The Wisconsin lawyer on the emails, Kenneth Chesebro, replied that the “odds of action before Jan. 6 will become more favorable if the justices start to fear that there will be ‘wild’ chaos on Jan. 6 unless they rule by then, either way.”
So Eastman was told that if the justices became worried that something dangerous might happen on January 6th, enough of the justices might get worried enough to take up the arguments. And it happened five days after Trump told his supporters to come to the Capitol on January 6th and that it was going to be “wild!” This was as media reports were swirling about the Proud Boys and other white supremacist groups heading to the Capitol to be part of the January 6th “protests.”
Clarence Thomas did in fact eventually write a blistering 11-page dissent when the Supreme Court decided not to take a challenge by the Trump campaign to Pennsylvania’s mail-in ballots, and was joined by Neil Gorsuch and Samuel Alito. So we now know three justices were on board — but a fourth was needed. And we also now know that some of the plotters believed that fourth justice could be won over if he or she feared “wild chaos” on January 6th, as a “heated fight” on the court was occurring about whether to hear Trump’s claims or not.
Think about it: We were one vote away from the court taking up a case, and an insurrection was being dangled to intimidate a justice to change his or her mind.
And who told Eastman about the “heated fight” on the court?
Again, as he put it: “I understand that there is a heated fight underway.”If he was texting with Ginni Thomas at the time it’s hard to believe she didn’t tell him about it. None of the reporting shows any emails in which they discussed it — and they might not be in the committee’s possession — but it’s hard to believe they didn’t exchange this information. We know all of these people were speaking on other channels, including Signal and perhaps also on the phone.
How else would Eastman “understand” what is happening on the court if not directly from the extremist, vocal activist wife of a justice with whom he was corresponding — the wife of a justice who adamantly wants to take up the case? (And if it’s not Ginni, it’s his old boss and good friend Clarence, which is even worse.) Then Eastman tells Chesebro, who suggests that fears of violence could do the trick in getting that fourth vote.

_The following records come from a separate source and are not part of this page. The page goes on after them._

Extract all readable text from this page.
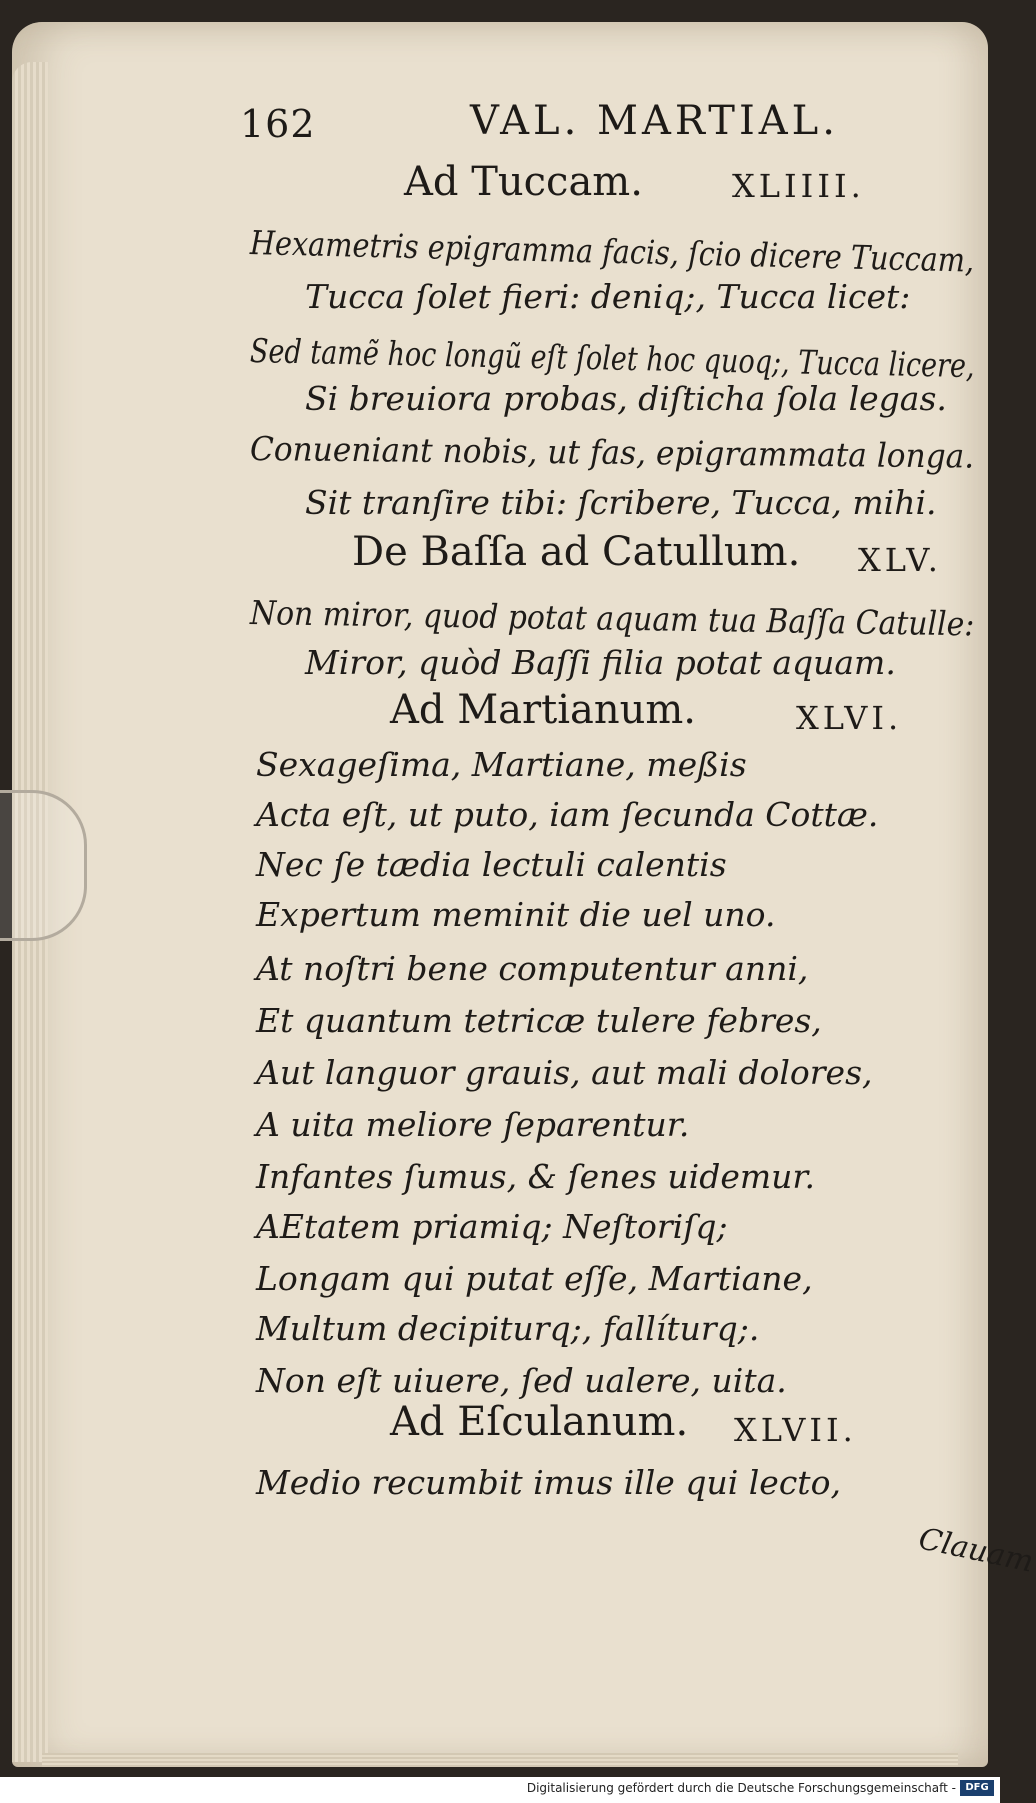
162	VAL. MARTIAL.
Ad Tuccam.	XLIIII.
Hexametris epigramma facis, ſcio dicere Tuccam,
Tucca ſolet fieri: deniq;, Tucca licet:
Sed tamẽ hoc longũ eſt ſolet hoc quoq;, Tucca licere,
Si breuiora probas, diſticha ſola legas.
Conueniant nobis, ut fas, epigrammata longa.
Sit tranſire tibi: ſcribere, Tucca, mihi.
De Baſſa ad Catullum. XLV.
Non miror, quod potat aquam tua Baſſa Catulle:
Miror, quòd Baſſi filia potat aquam.
Ad Martianum.	XLVI.
Sexageſima, Martiane, meßis
Acta eſt, ut puto, iam ſecunda Cottæ.
Nec ſe tædia lectuli calentis
Expertum meminit die uel uno.
At noſtri bene computentur anni,
Et quantum tetricæ tulere febres,
Aut languor grauis, aut mali dolores,
A uita meliore ſeparentur.
Infantes ſumus, & ſenes uidemur.
AEtatem priamiq; Neſtoriſq;
Longam qui putat eſſe, Martiane,
Multum decipiturq;, fallíturq;.
Non eſt uiuere, ſed ualere, uita.
Ad Eſculanum. XLVII.
Medio recumbit imus ille qui lecto,
Clauam
Digitalisierung gefördert durch die Deutsche Forschungsgemeinschaft - DFG
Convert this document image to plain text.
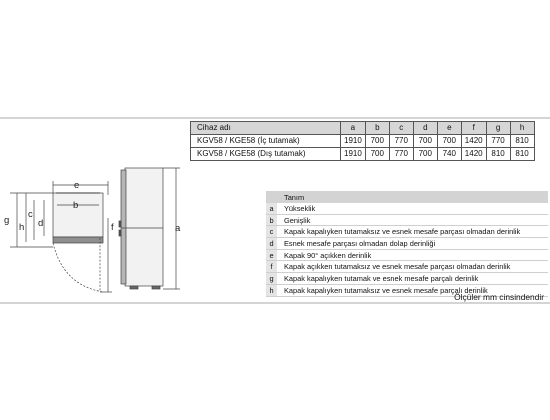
e
b
g
h
c
d	f	a
Cihaz adı	a	b	c	d	e	f	g	h
KGV58 / KGE58 (İç tutamak)	1910	700	770	700	700	1420	770	810
KGV58 / KGE58 (Dış tutamak)	1910	700	770	700	740	1420	810	810
Tanım
a	Yükseklik
b	Genişlik
c	Kapak kapalıyken tutamaksız ve esnek mesafe parçası olmadan derinlik
d	Esnek mesafe parçası olmadan dolap derinliği
e	Kapak 90° açıkken derinlik
f	Kapak açıkken tutamaksız ve esnek mesafe parçası olmadan derinlik
g	Kapak kapalıyken tutamak ve esnek mesafe parçalı derinlik
h	Kapak kapalıyken tutamaksız ve esnek mesafe parçalı derinlik
Ölçüler mm cinsindendir
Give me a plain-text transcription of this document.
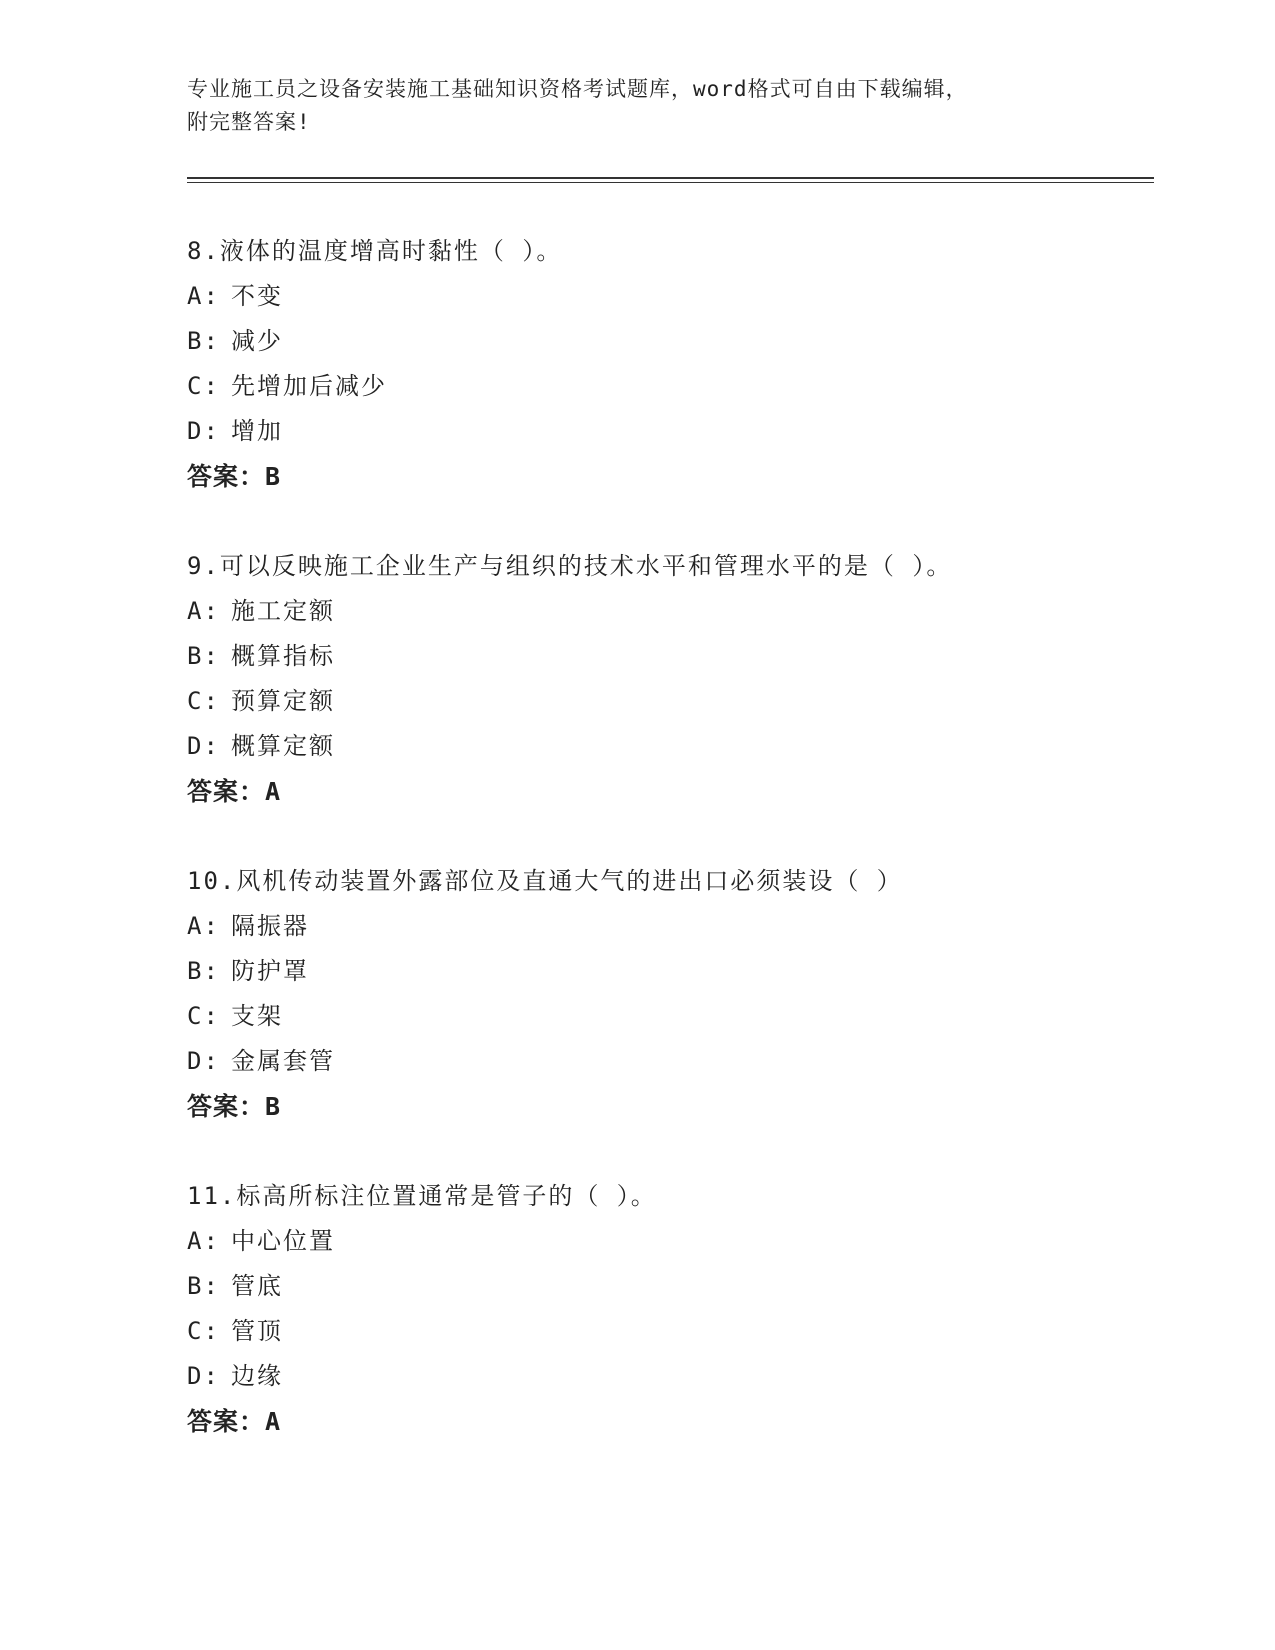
专业施工员之设备安装施工基础知识资格考试题库，word格式可自由下载编辑，
附完整答案!
8.液体的温度增高时黏性（ ）。
A: 不变
B: 减少
C: 先增加后减少
D: 增加
答案：B
9.可以反映施工企业生产与组织的技术水平和管理水平的是（ ）。
A: 施工定额
B: 概算指标
C: 预算定额
D: 概算定额
答案：A
10.风机传动装置外露部位及直通大气的进出口必须装设（ ）
A: 隔振器
B: 防护罩
C: 支架
D: 金属套管
答案：B
11.标高所标注位置通常是管子的（ ）。
A: 中心位置
B: 管底
C: 管顶
D: 边缘
答案：A
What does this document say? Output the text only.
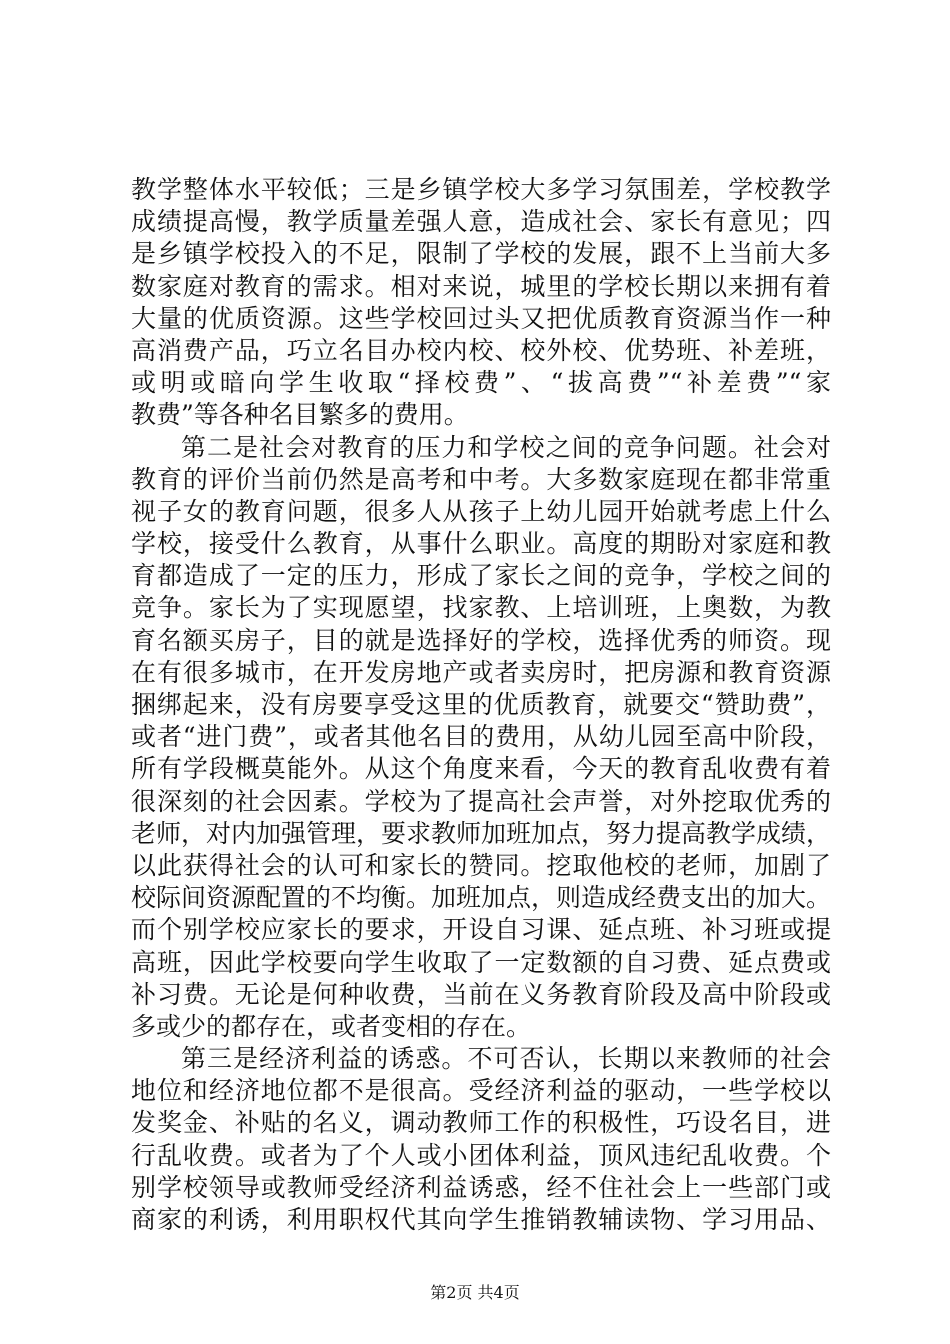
教学整体水平较低；三是乡镇学校大多学习氛围差，学校教学
成绩提高慢，教学质量差强人意，造成社会、家长有意见；四
是乡镇学校投入的不足，限制了学校的发展，跟不上当前大多
数家庭对教育的需求。相对来说，城里的学校长期以来拥有着
大量的优质资源。这些学校回过头又把优质教育资源当作一种
高消费产品，巧立名目办校内校、校外校、优势班、补差班，
或明或暗向学生收取“择校费”、“拔高费”“补差费”“家
教费”等各种名目繁多的费用。
第二是社会对教育的压力和学校之间的竞争问题。社会对
教育的评价当前仍然是高考和中考。大多数家庭现在都非常重
视子女的教育问题，很多人从孩子上幼儿园开始就考虑上什么
学校，接受什么教育，从事什么职业。高度的期盼对家庭和教
育都造成了一定的压力，形成了家长之间的竞争，学校之间的
竞争。家长为了实现愿望，找家教、上培训班，上奥数，为教
育名额买房子，目的就是选择好的学校，选择优秀的师资。现
在有很多城市，在开发房地产或者卖房时，把房源和教育资源
捆绑起来，没有房要享受这里的优质教育，就要交“赞助费”，
或者“进门费”，或者其他名目的费用，从幼儿园至高中阶段，
所有学段概莫能外。从这个角度来看，今天的教育乱收费有着
很深刻的社会因素。学校为了提高社会声誉，对外挖取优秀的
老师，对内加强管理，要求教师加班加点，努力提高教学成绩，
以此获得社会的认可和家长的赞同。挖取他校的老师，加剧了
校际间资源配置的不均衡。加班加点，则造成经费支出的加大。
而个别学校应家长的要求，开设自习课、延点班、补习班或提
高班，因此学校要向学生收取了一定数额的自习费、延点费或
补习费。无论是何种收费，当前在义务教育阶段及高中阶段或
多或少的都存在，或者变相的存在。
第三是经济利益的诱惑。不可否认，长期以来教师的社会
地位和经济地位都不是很高。受经济利益的驱动，一些学校以
发奖金、补贴的名义，调动教师工作的积极性，巧设名目，进
行乱收费。或者为了个人或小团体利益，顶风违纪乱收费。个
别学校领导或教师受经济利益诱惑，经不住社会上一些部门或
商家的利诱，利用职权代其向学生推销教辅读物、学习用品、
第2页 共4页
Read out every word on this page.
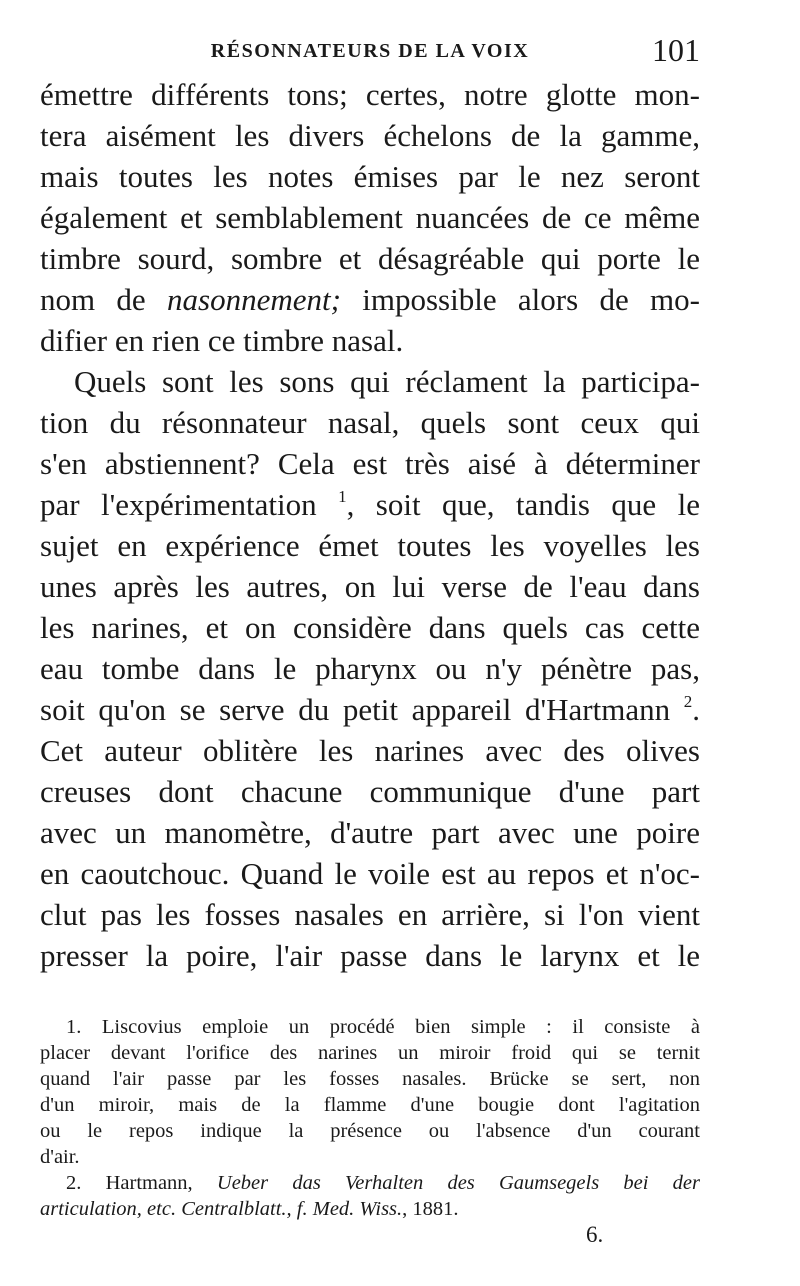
RÉSONNATEURS DE LA VOIX	101
émettre différents tons; certes, notre glotte mon-
tera aisément les divers échelons de la gamme,
mais toutes les notes émises par le nez seront
également et semblablement nuancées de ce même
timbre sourd, sombre et désagréable qui porte le
nom de nasonnement; impossible alors de mo-
difier en rien ce timbre nasal.
Quels sont les sons qui réclament la participa-
tion du résonnateur nasal, quels sont ceux qui
s'en abstiennent? Cela est très aisé à déterminer
par l'expérimentation $^1$, soit que, tandis que le
sujet en expérience émet toutes les voyelles les
unes après les autres, on lui verse de l'eau dans
les narines, et on considère dans quels cas cette
eau tombe dans le pharynx ou n'y pénètre pas,
soit qu'on se serve du petit appareil d'Hartmann $^2$.
Cet auteur oblitère les narines avec des olives
creuses dont chacune communique d'une part
avec un manomètre, d'autre part avec une poire
en caoutchouc. Quand le voile est au repos et n'oc-
clut pas les fosses nasales en arrière, si l'on vient
presser la poire, l'air passe dans le larynx et le
1. Liscovius emploie un procédé bien simple : il consiste à
placer devant l'orifice des narines un miroir froid qui se ternit
quand l'air passe par les fosses nasales. Brücke se sert, non
d'un miroir, mais de la flamme d'une bougie dont l'agitation
ou le repos indique la présence ou l'absence d'un courant
d'air.
2. Hartmann, Ueber das Verhalten des Gaumsegels bei der
articulation, etc. Centralblatt., f. Med. Wiss., 1881.
6.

It doesn’t mean that Ginni Thomas or Eastman were plotting the attack on the Capitol. We know the Proud Boys and the Oath Keepers and other groups were doing that — with Donald Trump’s blessings and anticipation. And we know that Republican members of Congress were working with those who organized the “Stop the Steal” rally, like Ali Alexander. And we know that at least one, Georgia Congressman Barry Loudermilk, took a group on a tour of the Capitol on January 5th — though he’d lied about it — one of whose members was at the attack on the Capitol the next day, threatening Nancy Pelosi and others with violence.
But clearly Eastman and Chesbro and surely Ginni Thomas knew that something was going to happen — Donald Trump himself had broadcast it loudly — and that didn’t seem to alarm them. To the contrary, it was seen as something that might help change the mind of a Supreme Court justice. The threat of violence was viewed as an intimidation tool to make the Supreme Court overturn the election.
That is astounding, and yes, as I said, it’s a constitutional crisis because we have a Supreme Court that answers to no one. Right now, after the new information, the select committee is debating on whether or not to explore Ginni Thomas’s role. I don’t see how they can’t. If she were anyone else she’d be subpoenaed already. It’s time for the committee to act.
Hoo boy! So, a member of the US Supreme Court, at best, is married to a Seditionist. And there very well may be evidence that said member is also a Seditionist. It's time to impeach Clarence Thomas.
The reason fascism took hold in Germany is because the German people refused to believe there were so many horrible people within their own ranks. Any large, organized effort against Hitler would have led to a civil war and it looks like we are in the same predicament.